El fútbol moderno se ha convertido en objeto de excesivas explicaciones, generando una sensación de que el juego pierde su esencia cuando necesita tantas justificaciones. El enfrentamiento entre PSG y Bayern Múnich, que terminó 5-4, fue un estallido de emoción y belleza ofensiva que contrasta con partidos más tácticos y cerrados, como el 1-1 entre Atlético de Madrid y Arsenal.

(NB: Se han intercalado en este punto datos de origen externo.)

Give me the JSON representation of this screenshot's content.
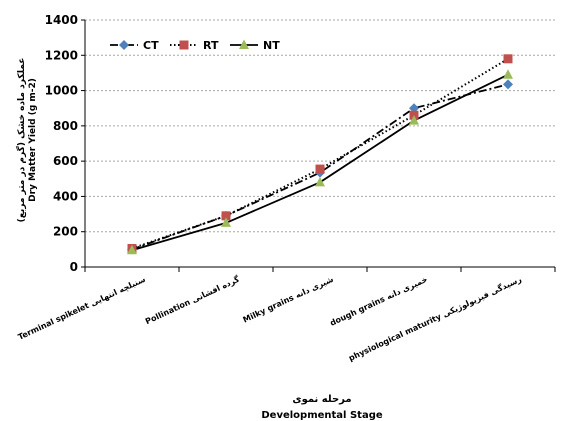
{
  "chart_data": {
    "type": "line",
    "categories": [
      "Terminal spikelet سنبلچه انتهایی",
      "Pollination گرده افشانی",
      "Milky grains شیری دانه",
      "dough grains خمیری دانه",
      "physiological maturity رسیدگی فیزیولوژیکی"
    ],
    "series": [
      {
        "name": "CT",
        "values": [
          100,
          290,
          535,
          900,
          1035
        ],
        "color": "#4f81bd",
        "marker": "diamond",
        "dash": "dash-dot"
      },
      {
        "name": "RT",
        "values": [
          105,
          290,
          555,
          860,
          1180
        ],
        "color": "#c0504d",
        "marker": "square",
        "dash": "dotted"
      },
      {
        "name": "NT",
        "values": [
          95,
          250,
          480,
          830,
          1090
        ],
        "color": "#9bbb59",
        "marker": "triangle",
        "dash": "solid"
      }
    ],
    "ylim": [
      0,
      1400
    ],
    "yticks": [
      0,
      200,
      400,
      600,
      800,
      1000,
      1200,
      1400
    ],
    "ylabel_fa": "عملکرد ماده خشک (گرم در متر مربع)",
    "ylabel_en": "Dry Matter Yield (g m-2)",
    "xlabel_fa": "مرحله نموی",
    "xlabel_en": "Developmental Stage",
    "grid": true,
    "legend_position": "top-left"
  }
}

Este encuentro fue un poema al fútbol: un espectáculo lleno de vértigo, descontrol y goles vibrantes que simbolizan el fútbol en su estado más puro. Sin embargo, esta exhibición ofensiva generó pánico entre los llamados 'doctores del fútbol', quienes criticaron la falta de equilibrio táctico y lamentaron la ausencia de defensas y mediocampistas en el juego.
Frédéric Hermel afirmó: "Cualquier entrenador que se precie diría que encajar goles así es una vergüenza. Aquí, solo teníamos ataque por cada lado. Tres cuartas partes de los jugadores no existían... El fútbol es un portero, una defensa, un mediocampo y un ataque".
Este análisis refleja una neurosis táctica y sobreanálisis que han llevado a considerar el 0-0 como el 'partido perfecto' por evitar errores, una visión que desconoce que el fútbol es un juego de imperfecciones, donde la belleza reside en la mezcla de virtudes y fallos.
El editor Gabriel Meluk defiende el valor del fútbol vivo, más allá de la fría morgue táctica, y espera que ambos equipos ofrezcan en la próxima semana otro partido memorable, imperfecto pero emocionante y hermoso.